Reynolds and her team used electronic medical records to extract patient-submitted questions and the corresponding responses from their dermatology physician for analysis. The researchers entered these questions into ChatGPT (version 3.5) and obtained the outputs for evaluation, with manual removal of verbiage concerning the inability of ChatGPT to provide medical advice.
Ten blinded reviewers, including seven physicians and three nonphysicians, rated both the physician- and AI-generated responses and selected their preference in terms of overall quality, readability, accuracy, thoroughness, and level of empathy.

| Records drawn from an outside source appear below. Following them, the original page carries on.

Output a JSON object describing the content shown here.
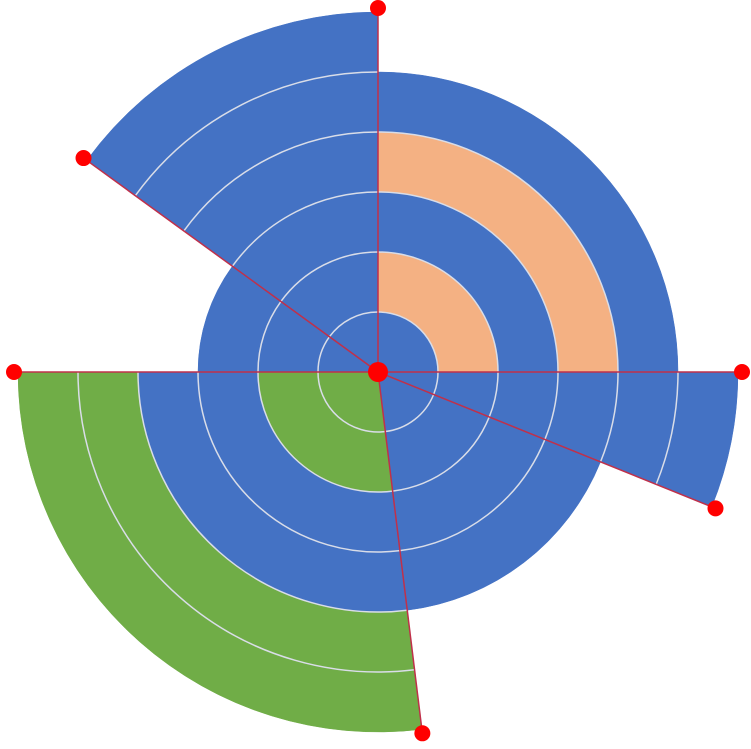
{
  "chart_data": {
    "type": "polar",
    "grid": true,
    "sectors": [
      {
        "start": 0,
        "end": 90,
        "segments": [
          {
            "value": 1,
            "color": "#4472c4"
          },
          {
            "value": 1,
            "color": "#f4b183"
          },
          {
            "value": 1,
            "color": "#4472c4"
          },
          {
            "value": 1,
            "color": "#f4b183"
          },
          {
            "value": 1,
            "color": "#4472c4"
          }
        ]
      },
      {
        "start": 90,
        "end": 112,
        "segments": [
          {
            "value": 6,
            "color": "#4472c4"
          }
        ]
      },
      {
        "start": 112,
        "end": 173,
        "segments": [
          {
            "value": 4,
            "color": "#4472c4"
          }
        ]
      },
      {
        "start": 173,
        "end": 270,
        "segments": [
          {
            "value": 2,
            "color": "#70ad47"
          },
          {
            "value": 2,
            "color": "#4472c4"
          },
          {
            "value": 2,
            "color": "#70ad47"
          }
        ]
      },
      {
        "start": 270,
        "end": 306,
        "segments": [
          {
            "value": 3,
            "color": "#4472c4"
          }
        ]
      },
      {
        "start": 306,
        "end": 360,
        "segments": [
          {
            "value": 6,
            "color": "#4472c4"
          }
        ]
      }
    ]
  }
}
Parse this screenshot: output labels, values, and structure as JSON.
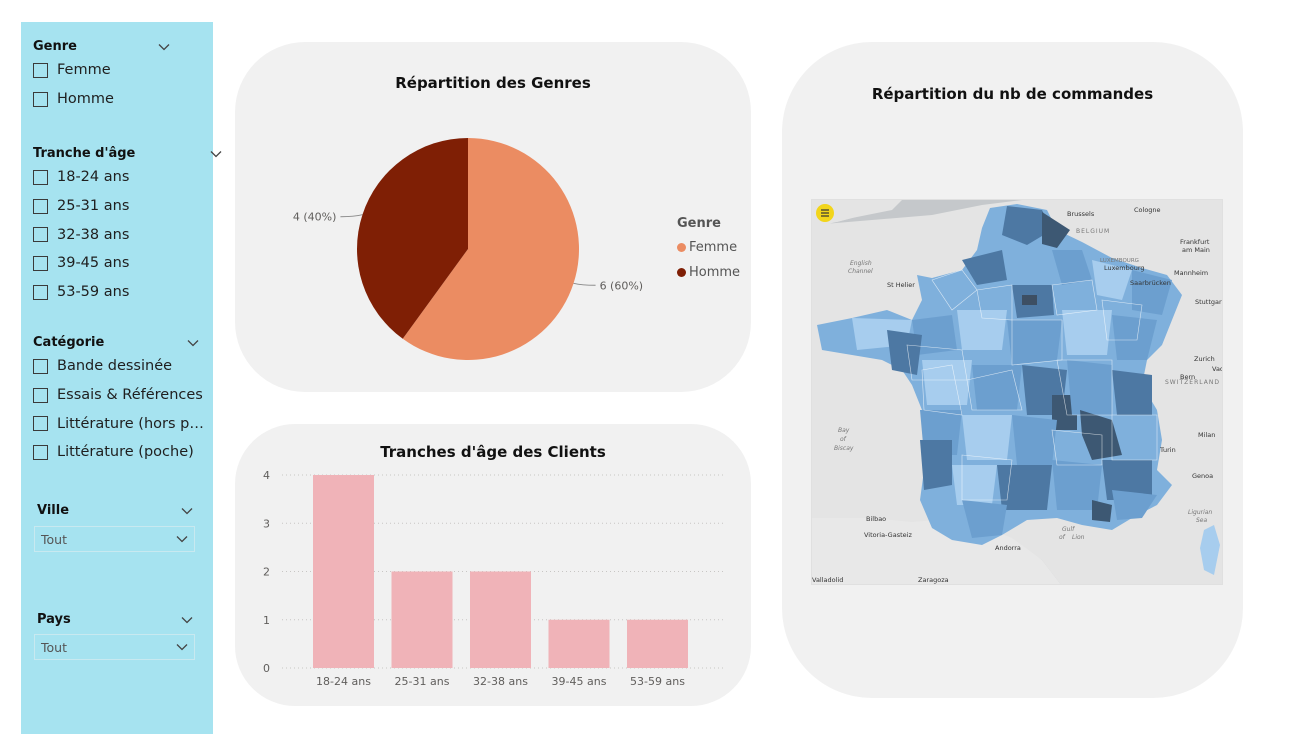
{
  "slicers": {
    "genre": {
      "title": "Genre",
      "options": [
        "Femme",
        "Homme"
      ]
    },
    "tranche": {
      "title": "Tranche d'âge",
      "options": [
        "18-24 ans",
        "25-31 ans",
        "32-38 ans",
        "39-45 ans",
        "53-59 ans"
      ]
    },
    "categorie": {
      "title": "Catégorie",
      "options": [
        "Bande dessinée",
        "Essais & Références",
        "Littérature (hors po...",
        "Littérature (poche)"
      ]
    },
    "ville": {
      "title": "Ville",
      "value": "Tout"
    },
    "pays": {
      "title": "Pays",
      "value": "Tout"
    }
  },
  "pie_card": {
    "title": "Répartition des Genres",
    "legend_title": "Genre",
    "colors": {
      "Femme": "#eb8c62",
      "Homme": "#7f1f05"
    }
  },
  "bar_card": {
    "title": "Tranches d'âge des Clients",
    "bar_color": "#f0b3b8"
  },
  "map_card": {
    "title": "Répartition du nb de commandes",
    "labels": {
      "brussels": "Brussels",
      "cologne": "Cologne",
      "belgium": "BELGIUM",
      "frankfurt": "Frankfurt",
      "frankfurt2": "am Main",
      "luxembourg_country": "LUXEMBOURG",
      "luxembourg": "Luxembourg",
      "mannheim": "Mannheim",
      "saarbrucken": "Saarbrücken",
      "stuttgart": "Stuttgart",
      "english": "English",
      "channel": "Channel",
      "st_helier": "St Helier",
      "zurich": "Zurich",
      "vaduz": "Vadu",
      "bern": "Bern",
      "switzerland": "SWITZERLAND",
      "bay": "Bay",
      "of": "of",
      "biscay": "Biscay",
      "milan": "Milan",
      "turin": "Turin",
      "genoa": "Genoa",
      "bilbao": "Bilbao",
      "vitoria": "Vitoria-Gasteiz",
      "gulf": "Gulf",
      "of2": "of",
      "lion": "Lion",
      "ligurian": "Ligurian",
      "sea": "Sea",
      "andorra": "Andorra",
      "valladolid": "Valladolid",
      "zaragoza": "Zaragoza"
    }
  },
  "chart_data": [
    {
      "type": "pie",
      "title": "Répartition des Genres",
      "legend_title": "Genre",
      "categories": [
        "Femme",
        "Homme"
      ],
      "values": [
        6,
        4
      ],
      "data_labels": [
        "6 (60%)",
        "4 (40%)"
      ],
      "legend_position": "right"
    },
    {
      "type": "bar",
      "title": "Tranches d'âge des Clients",
      "categories": [
        "18-24 ans",
        "25-31 ans",
        "32-38 ans",
        "39-45 ans",
        "53-59 ans"
      ],
      "values": [
        4,
        2,
        2,
        1,
        1
      ],
      "y_ticks": [
        "0",
        "1",
        "2",
        "3",
        "4"
      ],
      "ylim": [
        0,
        4
      ],
      "grid": "dotted horizontal"
    }
  ]
}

A total of 31 messages and responses were included in the analysis. The physician-generated response was greatly preferred over that of ChatGPT by physician and nonphysician reviewers. Physician-generated responses also scored significantly higher in terms of readability and level of empathy. [AAD 2024, poster 49147]
Patch testing
These findings were consistent with those of another study presented at AAD 2024, in which the investigators assessed whether ChatGPT can properly interpret patch testing results and offer reliable patient counselling.

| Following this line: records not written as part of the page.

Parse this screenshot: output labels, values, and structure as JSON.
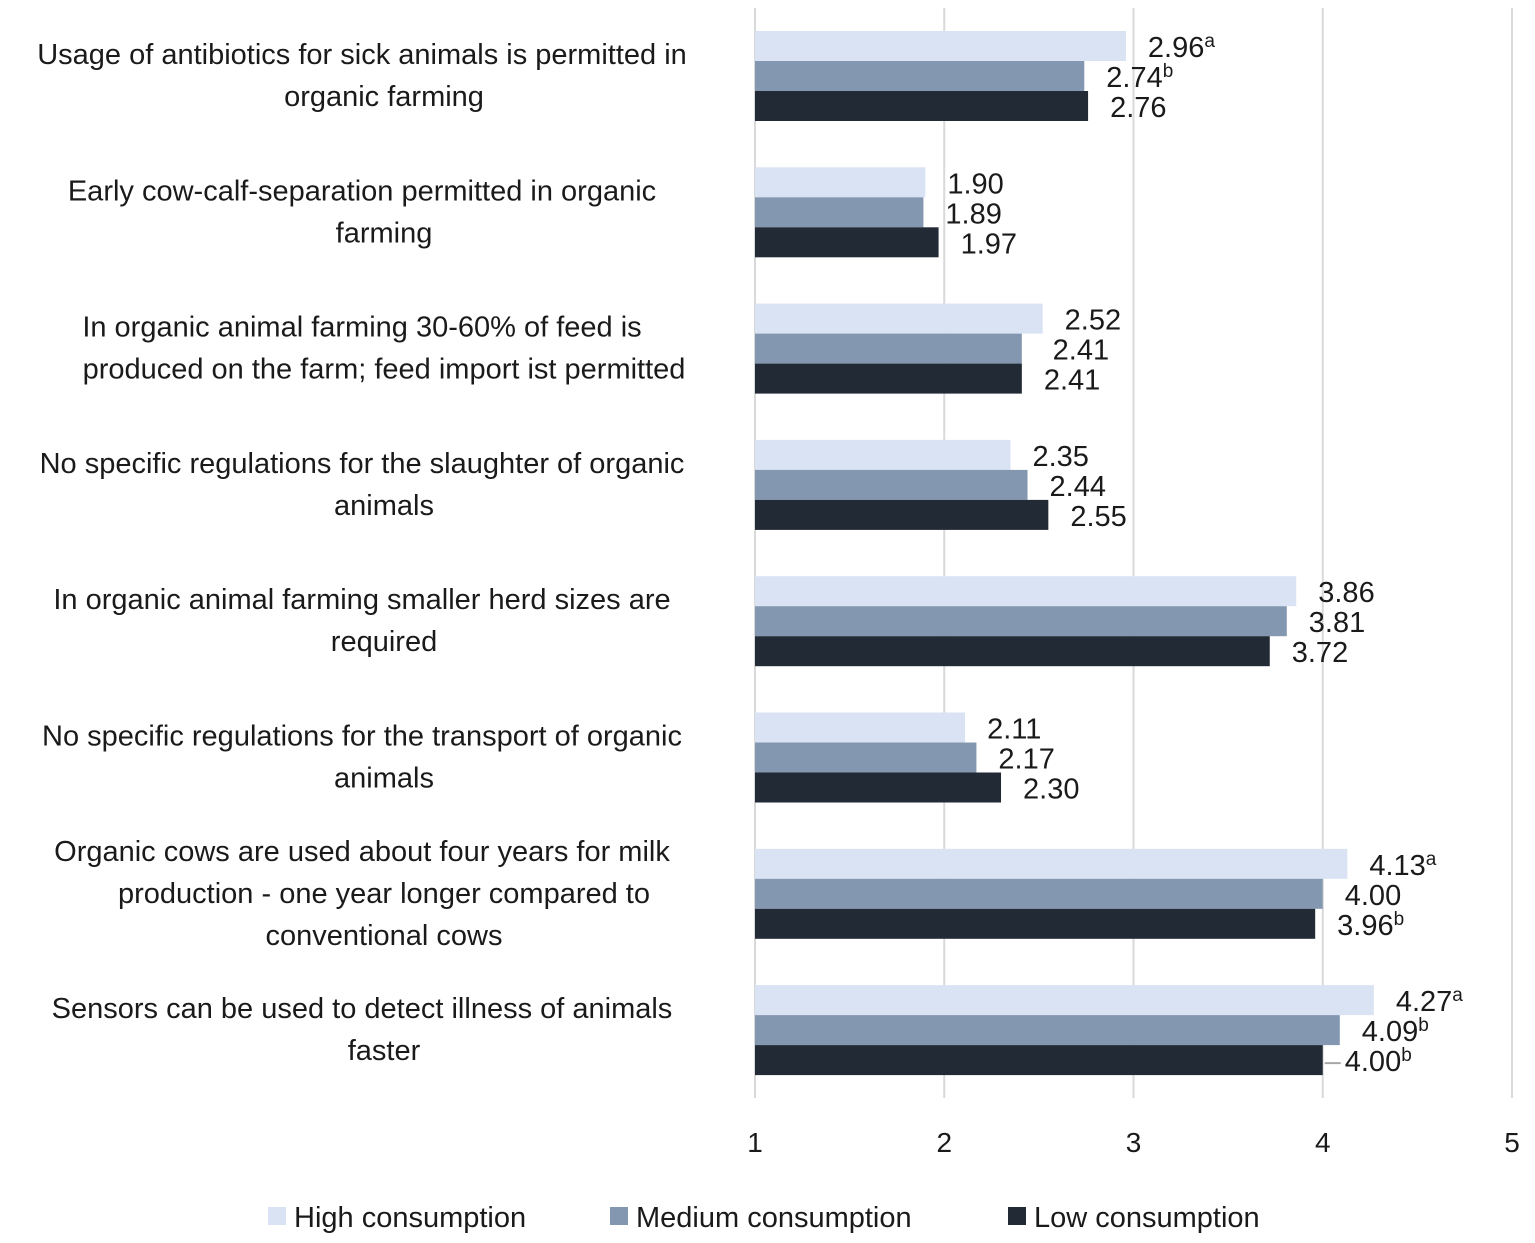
{
  "chart_data": {
    "type": "bar",
    "orientation": "horizontal",
    "title": "",
    "xlabel": "",
    "ylabel": "",
    "xlim": [
      1,
      5
    ],
    "xticks": [
      "1",
      "2",
      "3",
      "4",
      "5"
    ],
    "grid": true,
    "legend_position": "bottom",
    "categories": [
      [
        "Usage of antibiotics for sick animals is permitted in",
        "organic farming"
      ],
      [
        "Early cow-calf-separation permitted in organic",
        "farming"
      ],
      [
        "In organic animal farming 30-60% of feed is",
        "produced on the farm; feed import ist permitted"
      ],
      [
        "No specific regulations for the slaughter of organic",
        "animals"
      ],
      [
        "In organic animal farming smaller herd sizes are",
        "required"
      ],
      [
        "No specific regulations for the transport of organic",
        "animals"
      ],
      [
        "Organic cows are used about four years for milk",
        "production - one year longer compared to",
        "conventional cows"
      ],
      [
        "Sensors can be used to detect illness of animals",
        "faster"
      ]
    ],
    "series": [
      {
        "name": "High consumption",
        "color": "#dae3f3",
        "values": [
          2.96,
          1.9,
          2.52,
          2.35,
          3.86,
          2.11,
          4.13,
          4.27
        ],
        "labels": [
          "2.96",
          "1.90",
          "2.52",
          "2.35",
          "3.86",
          "2.11",
          "4.13",
          "4.27"
        ],
        "superscripts": [
          "a",
          "",
          "",
          "",
          "",
          "",
          "a",
          "a"
        ]
      },
      {
        "name": "Medium consumption",
        "color": "#8497b0",
        "values": [
          2.74,
          1.89,
          2.41,
          2.44,
          3.81,
          2.17,
          4.0,
          4.09
        ],
        "labels": [
          "2.74",
          "1.89",
          "2.41",
          "2.44",
          "3.81",
          "2.17",
          "4.00",
          "4.09"
        ],
        "superscripts": [
          "b",
          "",
          "",
          "",
          "",
          "",
          "",
          "b"
        ]
      },
      {
        "name": "Low consumption",
        "color": "#222a35",
        "values": [
          2.76,
          1.97,
          2.41,
          2.55,
          3.72,
          2.3,
          3.96,
          4.0
        ],
        "labels": [
          "2.76",
          "1.97",
          "2.41",
          "2.55",
          "3.72",
          "2.30",
          "3.96",
          "4.00"
        ],
        "superscripts": [
          "",
          "",
          "",
          "",
          "",
          "",
          "b",
          "b"
        ]
      }
    ]
  }
}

Based on the findings, ChatGPT succeeded in analysing the relevance of written patch testing results, but it lacked the comprehensiveness of the manufacturer’s patient information sheet in counselling the patient. ChatGPT also did not have the clinical expertise to correctly ascribe past, current, or future relevance in all cases. [AAD 2024, poster 48853]
On the other hand, ChatGPT “can identify whether a list of products contain a particular hapten (eg, benzalkonium chloride), showing how AI could be used as a tool to improve efficiency in the patch testing clinic,” according to the investigators.
Specifically, clinicians and ChatGPT disagreed about the patch testing results relevance in 12 cases (17.9 percent). [AAD 2024, poster 48853]
“Whereas clinicians can extract precise past relevance of allergens, ChatGPT-4 ascribes possible current relevance despite no documentation of current exposure being provided,” the investigators said. “ChatGPT-4 is able in cases, however, to ascribe possible future relevance that is clinically appropriate.”
In this study, clinical history and results for 67 patients who underwent patch testing at one UK centre were recorded. ChatGPT was asked to counsel patients of the clinical relevance of the patch testing results and to identify alternative chemical names and potential sources for the 80 haptens comprising the North American 80 Comprehensive Series (NAC-80).